One upside to the frigid cold — there should be fewer pesky spotted lanternflies this summer.

The mottled, brilliant red and white plant hoppers lay eggs inside a sac that clings to trees and resembles a bag of baked beans, but some of those sacs likely will not survive this week’s deep freeze, said Zach Lipniskis, operations manager for D-Bug Pest Control Inc. in Unity.

Spotted lanternflies are native to Asia. They invaded the Americas about a decade ago and inundated Western Pennsylvania the past few years.

They don’t weather the cold well because they lack a hard shell for protection that helps other insects during the winter, Lipniskis said.

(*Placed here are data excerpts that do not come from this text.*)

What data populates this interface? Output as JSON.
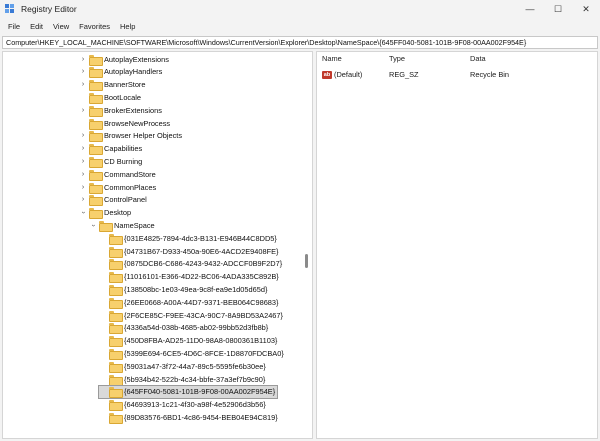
{
  "window": {
    "title": "Registry Editor",
    "controls": {
      "minimize": "—",
      "maximize": "☐",
      "close": "✕"
    }
  },
  "menu": [
    "File",
    "Edit",
    "View",
    "Favorites",
    "Help"
  ],
  "address": "Computer\\HKEY_LOCAL_MACHINE\\SOFTWARE\\Microsoft\\Windows\\CurrentVersion\\Explorer\\Desktop\\NameSpace\\{645FF040-5081-101B-9F08-00AA002F954E}",
  "tree": {
    "items": [
      {
        "label": "AutoplayExtensions",
        "expanded": false
      },
      {
        "label": "AutoplayHandlers",
        "expanded": false
      },
      {
        "label": "BannerStore",
        "expanded": false
      },
      {
        "label": "BootLocale",
        "expanded": null
      },
      {
        "label": "BrokerExtensions",
        "expanded": false
      },
      {
        "label": "BrowseNewProcess",
        "expanded": null
      },
      {
        "label": "Browser Helper Objects",
        "expanded": false
      },
      {
        "label": "Capabilities",
        "expanded": false
      },
      {
        "label": "CD Burning",
        "expanded": false
      },
      {
        "label": "CommandStore",
        "expanded": false
      },
      {
        "label": "CommonPlaces",
        "expanded": false
      },
      {
        "label": "ControlPanel",
        "expanded": false
      },
      {
        "label": "Desktop",
        "expanded": true
      },
      {
        "label": "NameSpace",
        "expanded": true
      },
      {
        "label": "{031E4825-7894-4dc3-B131-E946B44C8DD5}"
      },
      {
        "label": "{04731B67-D933-450a-90E6-4ACD2E9408FE}"
      },
      {
        "label": "{0875DCB6-C686-4243-9432-ADCCF0B9F2D7}"
      },
      {
        "label": "{11016101-E366-4D22-BC06-4ADA335C892B}"
      },
      {
        "label": "{138508bc-1e03-49ea-9c8f-ea9e1d05d65d}"
      },
      {
        "label": "{26EE0668-A00A-44D7-9371-BEB064C98683}"
      },
      {
        "label": "{2F6CE85C-F9EE-43CA-90C7-8A9BD53A2467}"
      },
      {
        "label": "{4336a54d-038b-4685-ab02-99bb52d3fb8b}"
      },
      {
        "label": "{450D8FBA-AD25-11D0-98A8-0800361B1103}"
      },
      {
        "label": "{5399E694-6CE5-4D6C-8FCE-1D8870FDCBA0}"
      },
      {
        "label": "{59031a47-3f72-44a7-89c5-5595fe6b30ee}"
      },
      {
        "label": "{5b934b42-522b-4c34-bbfe-37a3ef7b9c90}"
      },
      {
        "label": "{645FF040-5081-101B-9F08-00AA002F954E}",
        "selected": true
      },
      {
        "label": "{64693913-1c21-4f30-a98f-4e52906d3b56}"
      },
      {
        "label": "{89D83576-6BD1-4c86-9454-BEB04E94C819}"
      }
    ]
  },
  "values": {
    "columns": {
      "name": "Name",
      "type": "Type",
      "data": "Data"
    },
    "rows": [
      {
        "icon": "ab",
        "name": "(Default)",
        "type": "REG_SZ",
        "data": "Recycle Bin"
      }
    ]
  }
}
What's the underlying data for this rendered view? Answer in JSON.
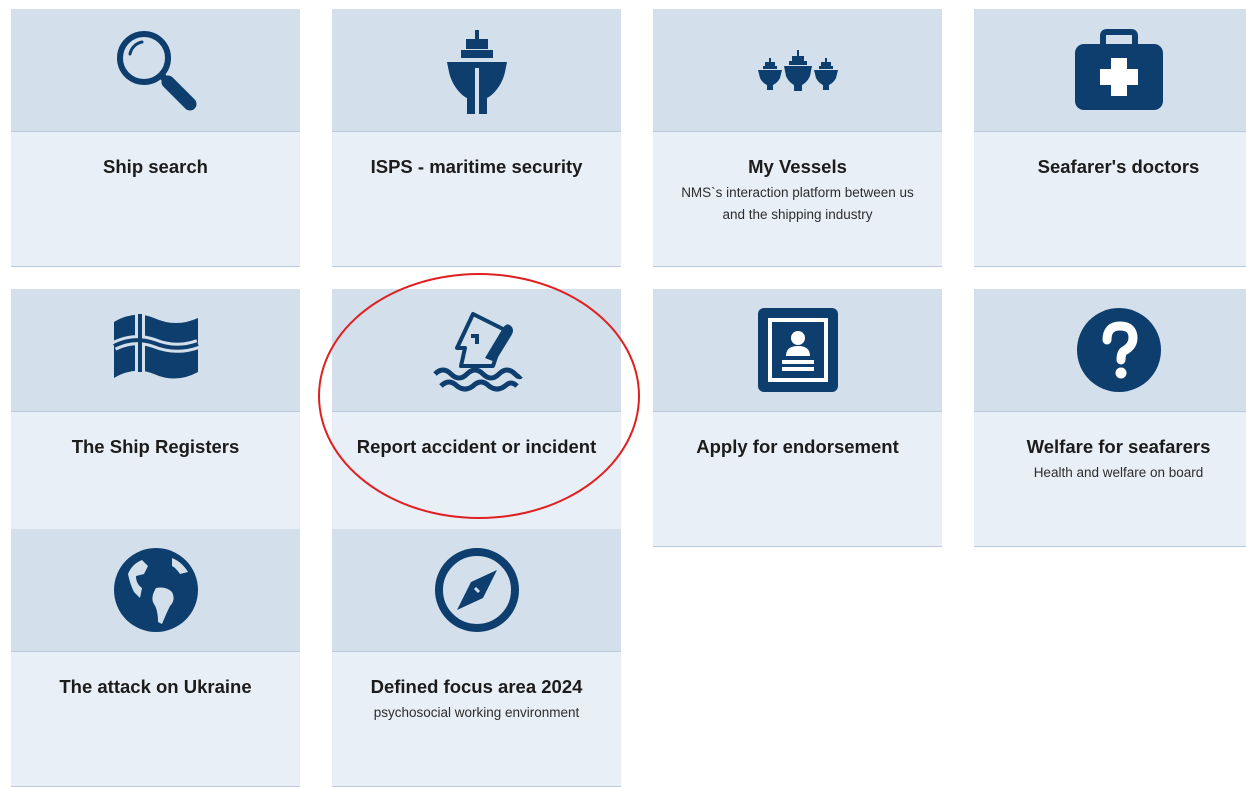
{
  "colors": {
    "icon": "#0d3e6e",
    "tile_top": "#d3dfeb",
    "tile_bottom": "#e8eff6",
    "highlight": "#e02020"
  },
  "tiles": [
    {
      "title": "Ship search",
      "subtitle": "",
      "icon": "magnifier-icon"
    },
    {
      "title": "ISPS - maritime security",
      "subtitle": "",
      "icon": "ship-bow-icon"
    },
    {
      "title": "My Vessels",
      "subtitle": "NMS`s interaction platform between us and the shipping industry",
      "icon": "three-ships-icon"
    },
    {
      "title": "Seafarer's doctors",
      "subtitle": "",
      "icon": "first-aid-kit-icon"
    },
    {
      "title": "The Ship Registers",
      "subtitle": "",
      "icon": "norwegian-flag-icon"
    },
    {
      "title": "Report accident or incident",
      "subtitle": "",
      "icon": "sinking-ship-icon"
    },
    {
      "title": "Apply for endorsement",
      "subtitle": "",
      "icon": "document-id-icon"
    },
    {
      "title": "Welfare for seafarers",
      "subtitle": "Health and welfare on board",
      "icon": "question-circle-icon"
    },
    {
      "title": "The attack on Ukraine",
      "subtitle": "",
      "icon": "globe-icon"
    },
    {
      "title": "Defined focus area 2024",
      "subtitle": "psychosocial working environment",
      "icon": "compass-icon"
    }
  ]
}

Other insects, including ticks that carry several diseases, can survive cold spells better. They hibernate in burrows beneath leaves on the ground or other composting material or in the barks of trees, Lipniskis said.

“It’s not going to reduce population (of ticks) that much” because they are dormant and can get shelter, Lipniskis said.

Extreme cold is less harmful to insects than varying temperatures, said Michael Skvarla, assistant research professor of arthropod identification at Penn State’s entomology department.

Mild winters with fluctuating temperatures may mean fewer insects in general, but continuously cold winters mean they stay hibernating throughout the season, Skvarla said.

Insects that live in Western Pennsylvania are accustomed to the quirks of the weather here, Skvarla said.

When it gets warmer than usual in the winter, the insects can emerge from being dormant too early. 

“If they wake up too many times and there’s no food available because of winter, that can kill them,” Skvarla said.

With bugs hibernating in the winter, D-Bug employees won’t begin spraying for pests until the last week of March, typically after temperatures rise above freezing at night, Lipniskis said.